Quando a jaula é aberta, o prisioneiro não olha para trás.

Odiava os extremos, mas amava os limites. O extremo me concebeu em uma rua suja, sem dignidade. Enquanto o limite me mostrou até onde eu podia ir. Sabia que era um completo bastardo, cheio de defeitos, mas ainda era um humano, e a minha criação não podia ser culpada pela minha impulsividade. Ou podia? Se eu quisesse tomar o rumo das minhas escolhas, teria que começar a ser responsável por elas.

Não sabia a quantos minutos estava ali parado, ou quantas vezes abri e fechei a porta de entrada. Não queria entrar, não para o que vim fazer. Não diria que era um vagabundo, mas esse não era o tipo de emprego que tinha em mente.

— Ethan? Ethan Stone? — Me virei, reparando em um cara baixo, loiro e sorridente demais. — Desculpe, eu estou esperando um novo funcionário e...

— Sou eu. — Tirei as mãos dos bolsos de meu moletom.

— Vamos, entre. — Gesticulou alegre, apontando para a porta lateral de onde tinha saído. — Mercadorias são levadas e entregues todos os dias. Seu pai me informou que não se importa em pegar peso.

— Não me importo. — Assegurei-o, impedindo a vontade de perguntar o que mais o meu pai havia dito.

— Eu sou John, subgerente. Vou te apresentar ao Gabriel, ele mostrará o que você irá fazer. — Movi minha cabeça em um gesto simples, acompanhando-o.

O logotipo do Starbucks refletia em todas as paredes. A fila para fazer o pedido estava enorme e três garotas se revezavam para dar conta. Pelo menos meu pai poupou-me de fazer café gelado o dia todo.

Em minha frente, John abria caminho até os fundos. Havia algumas pessoas que alcançavam a minha idade por onde passamos, mas não me atentei aos detalhes.

— Gabriel, este é o Ethan. Ele é novo, irá te ajudar com as mercadorias. — O cara loiro explicou. O funcionário acenou com a cabeça, me levando a fazer o mesmo. — Das 14 horas às 22 horas. Escala 6x1. 20 dólares por hora.

Mesmo que meu trabalho valesse um dólar, não teria como negar.

— Não é tão ruim, cara — Gabriel diz, após John sair.
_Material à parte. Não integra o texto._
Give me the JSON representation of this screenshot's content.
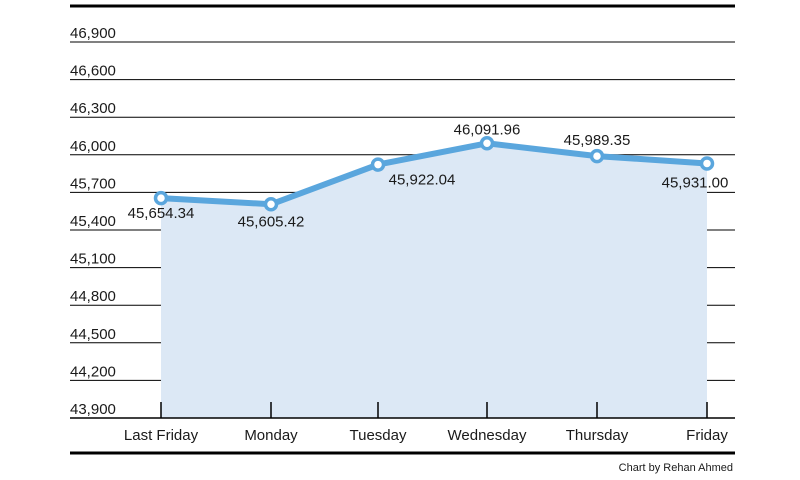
{
  "chart_data": {
    "type": "area",
    "categories": [
      "Last Friday",
      "Monday",
      "Tuesday",
      "Wednesday",
      "Thursday",
      "Friday"
    ],
    "values": [
      45654.34,
      45605.42,
      45922.04,
      46091.96,
      45989.35,
      45931.0
    ],
    "value_labels": [
      "45,654.34",
      "45,605.42",
      "45,922.04",
      "46,091.96",
      "45,989.35",
      "45,931.00"
    ],
    "yticks": [
      43900,
      44200,
      44500,
      44800,
      45100,
      45400,
      45700,
      46000,
      46300,
      46600,
      46900
    ],
    "ytick_labels": [
      "43,900",
      "44,200",
      "44,500",
      "44,800",
      "45,100",
      "45,400",
      "45,700",
      "46,000",
      "46,300",
      "46,600",
      "46,900"
    ],
    "ylim": [
      43900,
      46900
    ],
    "grid": true,
    "line_color": "#5aa6dd",
    "fill_color": "#dce8f5"
  },
  "credit": "Chart by Rehan Ahmed"
}
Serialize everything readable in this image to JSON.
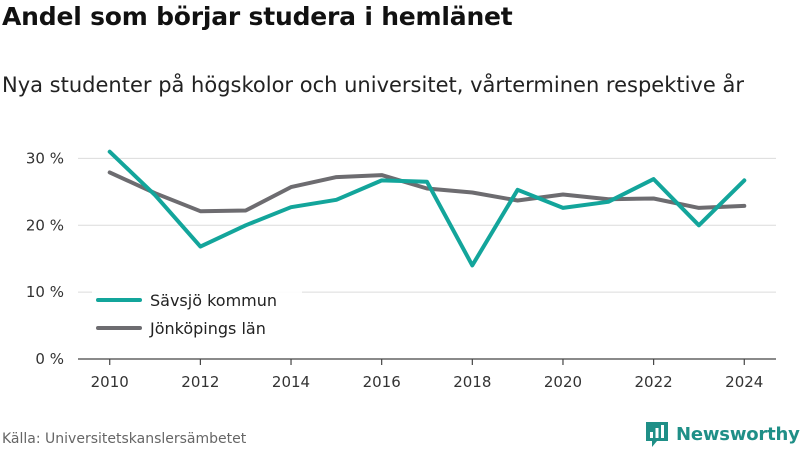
{
  "header": {
    "title": "Andel som börjar studera i hemlänet",
    "subtitle": "Nya studenter på högskolor och universitet, vårterminen respektive år"
  },
  "footer": {
    "source": "Källa: Universitetskanslersämbetet",
    "brand": "Newsworthy",
    "brand_icon": "newsworthy-logo-icon",
    "brand_color": "#1f8f87"
  },
  "chart_data": {
    "type": "line",
    "x": [
      2010,
      2011,
      2012,
      2013,
      2014,
      2015,
      2016,
      2017,
      2018,
      2019,
      2020,
      2021,
      2022,
      2023,
      2024
    ],
    "x_tick_labels": [
      "2010",
      "2012",
      "2014",
      "2016",
      "2018",
      "2020",
      "2022",
      "2024"
    ],
    "y_ticks": [
      0,
      10,
      20,
      30
    ],
    "y_tick_labels": [
      "0 %",
      "10 %",
      "20 %",
      "30 %"
    ],
    "ylim": [
      0,
      32
    ],
    "xlim": [
      2009.3,
      2024.7
    ],
    "grid": "horizontal",
    "legend_position": "bottom-left",
    "series": [
      {
        "name": "Sävsjö kommun",
        "color": "#13a59b",
        "values": [
          31.0,
          24.5,
          16.8,
          20.0,
          22.7,
          23.8,
          26.7,
          26.5,
          14.0,
          25.3,
          22.6,
          23.5,
          26.9,
          20.0,
          26.7
        ]
      },
      {
        "name": "Jönköpings län",
        "color": "#6d6c70",
        "values": [
          27.9,
          24.8,
          22.1,
          22.2,
          25.7,
          27.2,
          27.5,
          25.5,
          24.9,
          23.7,
          24.6,
          23.9,
          24.0,
          22.6,
          22.9
        ]
      }
    ]
  }
}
Encarei o pequeno caminhão que estava sendo descarregado, não me importando em respondê-lo. Em breve iria chover e acreditei que o leva e traz de caixas iria ser mais demorado se ela começasse.
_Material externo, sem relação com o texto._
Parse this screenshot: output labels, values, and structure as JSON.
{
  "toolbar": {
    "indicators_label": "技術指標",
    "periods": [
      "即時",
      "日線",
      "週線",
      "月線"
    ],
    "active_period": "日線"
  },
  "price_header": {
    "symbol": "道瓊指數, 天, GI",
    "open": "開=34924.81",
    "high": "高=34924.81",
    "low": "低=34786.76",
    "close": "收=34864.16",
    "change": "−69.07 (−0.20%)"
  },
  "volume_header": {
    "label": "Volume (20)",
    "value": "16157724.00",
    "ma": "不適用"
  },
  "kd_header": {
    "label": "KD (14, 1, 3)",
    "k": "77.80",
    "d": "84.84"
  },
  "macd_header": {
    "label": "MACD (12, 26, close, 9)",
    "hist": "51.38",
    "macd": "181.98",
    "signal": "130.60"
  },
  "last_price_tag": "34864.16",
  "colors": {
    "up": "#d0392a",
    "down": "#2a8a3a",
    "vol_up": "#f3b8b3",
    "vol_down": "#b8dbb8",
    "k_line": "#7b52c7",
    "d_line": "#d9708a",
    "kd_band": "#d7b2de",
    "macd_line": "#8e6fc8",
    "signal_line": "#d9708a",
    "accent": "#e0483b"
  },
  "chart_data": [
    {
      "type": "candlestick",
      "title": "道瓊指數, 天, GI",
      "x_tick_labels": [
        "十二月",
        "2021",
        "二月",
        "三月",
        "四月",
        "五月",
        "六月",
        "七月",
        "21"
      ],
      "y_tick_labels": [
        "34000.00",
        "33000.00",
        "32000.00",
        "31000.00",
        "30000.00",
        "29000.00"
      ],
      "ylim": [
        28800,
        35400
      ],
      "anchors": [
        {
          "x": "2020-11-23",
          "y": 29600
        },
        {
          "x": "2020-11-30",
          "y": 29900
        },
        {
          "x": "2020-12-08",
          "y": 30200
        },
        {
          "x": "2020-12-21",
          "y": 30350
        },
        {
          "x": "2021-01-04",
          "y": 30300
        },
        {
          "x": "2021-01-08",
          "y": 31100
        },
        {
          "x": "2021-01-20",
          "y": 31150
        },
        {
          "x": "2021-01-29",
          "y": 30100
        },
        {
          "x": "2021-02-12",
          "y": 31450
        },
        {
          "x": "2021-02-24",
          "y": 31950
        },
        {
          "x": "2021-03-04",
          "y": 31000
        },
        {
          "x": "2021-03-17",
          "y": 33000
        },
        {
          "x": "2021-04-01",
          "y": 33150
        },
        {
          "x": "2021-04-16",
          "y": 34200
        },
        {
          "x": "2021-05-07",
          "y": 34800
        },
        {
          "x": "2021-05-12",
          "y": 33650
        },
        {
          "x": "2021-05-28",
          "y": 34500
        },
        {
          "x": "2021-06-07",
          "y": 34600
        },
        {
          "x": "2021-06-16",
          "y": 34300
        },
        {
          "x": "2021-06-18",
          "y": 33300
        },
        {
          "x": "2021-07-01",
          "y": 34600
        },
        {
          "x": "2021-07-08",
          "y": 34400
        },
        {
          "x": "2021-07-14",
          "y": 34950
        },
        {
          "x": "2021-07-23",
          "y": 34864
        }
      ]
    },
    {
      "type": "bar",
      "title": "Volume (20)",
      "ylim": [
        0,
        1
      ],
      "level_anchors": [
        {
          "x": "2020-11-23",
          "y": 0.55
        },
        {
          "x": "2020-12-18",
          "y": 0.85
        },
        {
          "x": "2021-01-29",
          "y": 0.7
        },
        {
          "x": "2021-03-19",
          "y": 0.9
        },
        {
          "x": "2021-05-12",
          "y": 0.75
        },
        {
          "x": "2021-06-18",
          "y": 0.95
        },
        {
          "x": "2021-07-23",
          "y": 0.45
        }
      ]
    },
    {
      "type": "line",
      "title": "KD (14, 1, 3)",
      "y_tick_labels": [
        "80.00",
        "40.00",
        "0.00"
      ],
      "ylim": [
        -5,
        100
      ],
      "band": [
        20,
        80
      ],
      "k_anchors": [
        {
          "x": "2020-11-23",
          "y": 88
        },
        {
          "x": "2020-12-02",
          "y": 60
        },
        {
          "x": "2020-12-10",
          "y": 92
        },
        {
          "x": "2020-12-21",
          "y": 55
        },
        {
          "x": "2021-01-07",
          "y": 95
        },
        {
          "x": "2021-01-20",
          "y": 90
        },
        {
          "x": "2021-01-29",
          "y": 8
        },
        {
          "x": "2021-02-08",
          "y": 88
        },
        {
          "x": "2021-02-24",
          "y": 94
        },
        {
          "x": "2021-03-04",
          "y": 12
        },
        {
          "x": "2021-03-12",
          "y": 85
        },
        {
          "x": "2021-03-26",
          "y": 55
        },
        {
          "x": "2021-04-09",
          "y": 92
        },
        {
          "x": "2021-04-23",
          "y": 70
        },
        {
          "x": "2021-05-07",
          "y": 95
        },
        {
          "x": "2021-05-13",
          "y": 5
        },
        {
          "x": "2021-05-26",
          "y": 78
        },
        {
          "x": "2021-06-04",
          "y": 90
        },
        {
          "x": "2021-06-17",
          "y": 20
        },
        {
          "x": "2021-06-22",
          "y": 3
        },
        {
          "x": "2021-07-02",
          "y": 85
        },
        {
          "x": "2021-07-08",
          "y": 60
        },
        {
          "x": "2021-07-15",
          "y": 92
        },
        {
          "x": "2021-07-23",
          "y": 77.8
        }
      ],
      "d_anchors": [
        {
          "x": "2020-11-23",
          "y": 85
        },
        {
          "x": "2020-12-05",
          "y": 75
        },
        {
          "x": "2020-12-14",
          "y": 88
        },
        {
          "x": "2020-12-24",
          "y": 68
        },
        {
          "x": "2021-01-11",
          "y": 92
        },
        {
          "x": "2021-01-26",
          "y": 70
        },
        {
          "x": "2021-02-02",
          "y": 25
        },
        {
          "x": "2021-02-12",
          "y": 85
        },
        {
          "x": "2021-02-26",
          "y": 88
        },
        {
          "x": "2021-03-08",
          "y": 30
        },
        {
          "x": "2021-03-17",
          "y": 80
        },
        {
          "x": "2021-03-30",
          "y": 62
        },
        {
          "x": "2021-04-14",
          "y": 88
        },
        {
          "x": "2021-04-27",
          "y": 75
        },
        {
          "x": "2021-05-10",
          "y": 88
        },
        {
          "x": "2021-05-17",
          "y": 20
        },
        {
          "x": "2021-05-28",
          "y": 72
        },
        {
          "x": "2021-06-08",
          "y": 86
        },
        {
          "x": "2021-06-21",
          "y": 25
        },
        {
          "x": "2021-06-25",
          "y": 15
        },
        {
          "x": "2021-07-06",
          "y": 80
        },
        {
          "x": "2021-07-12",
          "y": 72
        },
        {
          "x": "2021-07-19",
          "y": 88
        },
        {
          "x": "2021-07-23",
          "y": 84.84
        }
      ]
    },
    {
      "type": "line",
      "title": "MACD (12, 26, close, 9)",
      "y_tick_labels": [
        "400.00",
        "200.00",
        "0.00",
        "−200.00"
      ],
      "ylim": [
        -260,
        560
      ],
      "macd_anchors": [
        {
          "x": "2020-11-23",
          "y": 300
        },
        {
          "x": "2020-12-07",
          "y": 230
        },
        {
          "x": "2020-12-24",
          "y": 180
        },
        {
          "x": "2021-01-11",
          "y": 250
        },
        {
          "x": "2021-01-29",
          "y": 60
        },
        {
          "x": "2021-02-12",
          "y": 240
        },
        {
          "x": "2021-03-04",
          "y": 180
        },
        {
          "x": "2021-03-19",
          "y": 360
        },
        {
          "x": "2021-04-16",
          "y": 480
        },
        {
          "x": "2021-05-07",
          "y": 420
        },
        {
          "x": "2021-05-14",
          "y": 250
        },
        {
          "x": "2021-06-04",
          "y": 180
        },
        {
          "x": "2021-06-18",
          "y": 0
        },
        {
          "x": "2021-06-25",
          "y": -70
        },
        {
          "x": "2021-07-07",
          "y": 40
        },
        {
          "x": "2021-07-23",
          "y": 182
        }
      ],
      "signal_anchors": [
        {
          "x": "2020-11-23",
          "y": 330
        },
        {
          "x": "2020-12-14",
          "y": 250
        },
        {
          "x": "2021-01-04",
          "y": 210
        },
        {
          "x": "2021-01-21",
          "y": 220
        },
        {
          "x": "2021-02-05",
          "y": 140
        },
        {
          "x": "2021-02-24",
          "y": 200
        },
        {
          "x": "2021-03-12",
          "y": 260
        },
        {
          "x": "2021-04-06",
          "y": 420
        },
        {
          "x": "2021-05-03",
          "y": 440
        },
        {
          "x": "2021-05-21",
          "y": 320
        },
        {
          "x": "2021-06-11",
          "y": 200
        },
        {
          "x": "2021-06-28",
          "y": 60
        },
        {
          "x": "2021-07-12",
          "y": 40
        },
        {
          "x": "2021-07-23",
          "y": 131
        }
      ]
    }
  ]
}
Retirei o moletom e o amarrei em minha cintura.

— Você não é de muita conversa, entendi. — Peguei a primeira caixa, olhando para o garoto de estatura mediana, cabelos pretos e olhos curiosos.

— Sim, Gabriel. Eu prefiro o silêncio.

Não quis constrangê-lo, mas, para ser sincero, eu não me importava.
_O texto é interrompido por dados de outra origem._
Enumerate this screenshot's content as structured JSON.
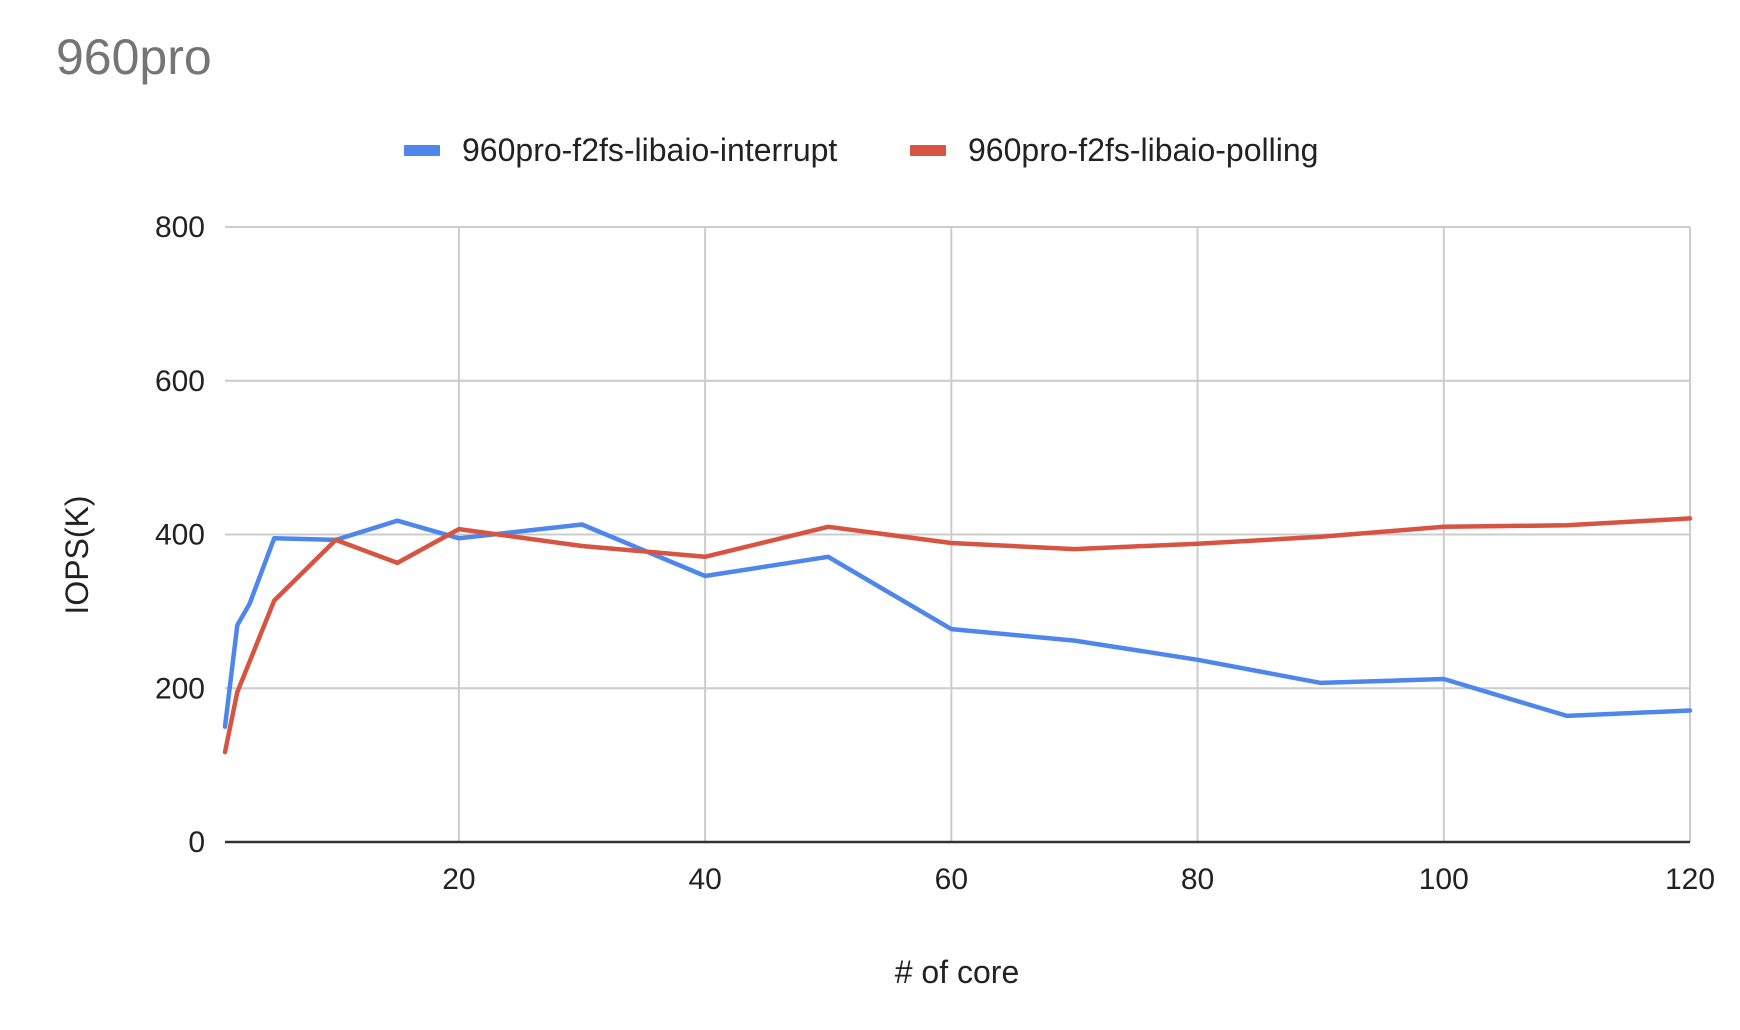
{
  "chart_data": {
    "type": "line",
    "title": "960pro",
    "xlabel": "# of core",
    "ylabel": "IOPS(K)",
    "xlim": [
      1,
      120
    ],
    "ylim": [
      0,
      800
    ],
    "xticks": [
      20,
      40,
      60,
      80,
      100,
      120
    ],
    "yticks": [
      0,
      200,
      400,
      600,
      800
    ],
    "grid": true,
    "legend_position": "top",
    "series": [
      {
        "name": "960pro-f2fs-libaio-interrupt",
        "color": "#4f86ec",
        "x": [
          1,
          2,
          3,
          5,
          10,
          15,
          20,
          30,
          40,
          50,
          60,
          70,
          80,
          90,
          100,
          110,
          120
        ],
        "y": [
          150,
          282,
          310,
          395,
          393,
          418,
          395,
          413,
          346,
          371,
          277,
          262,
          237,
          207,
          212,
          164,
          171
        ]
      },
      {
        "name": "960pro-f2fs-libaio-polling",
        "color": "#d75442",
        "x": [
          1,
          2,
          5,
          10,
          15,
          20,
          30,
          40,
          50,
          60,
          70,
          80,
          90,
          100,
          110,
          120
        ],
        "y": [
          117,
          195,
          314,
          393,
          363,
          407,
          385,
          371,
          410,
          389,
          381,
          388,
          397,
          410,
          412,
          421
        ]
      }
    ]
  }
}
Deixei a caixa no depósito e notei que Gabriel fez o mesmo. O estoque tinha uma boa quantidade de caixas e acreditei que ele tinha feito tudo sozinho, por isso meu pai conseguiu um emprego tão rápido para mim. Por algum motivo me senti culpado pela minha grosseria, principalmente ao notar o modo cauteloso que me olhava.

— Não precisa me olhar assim, eu só não gosto de falar. — Fiz uma das coisas que mais odiava: me explicar.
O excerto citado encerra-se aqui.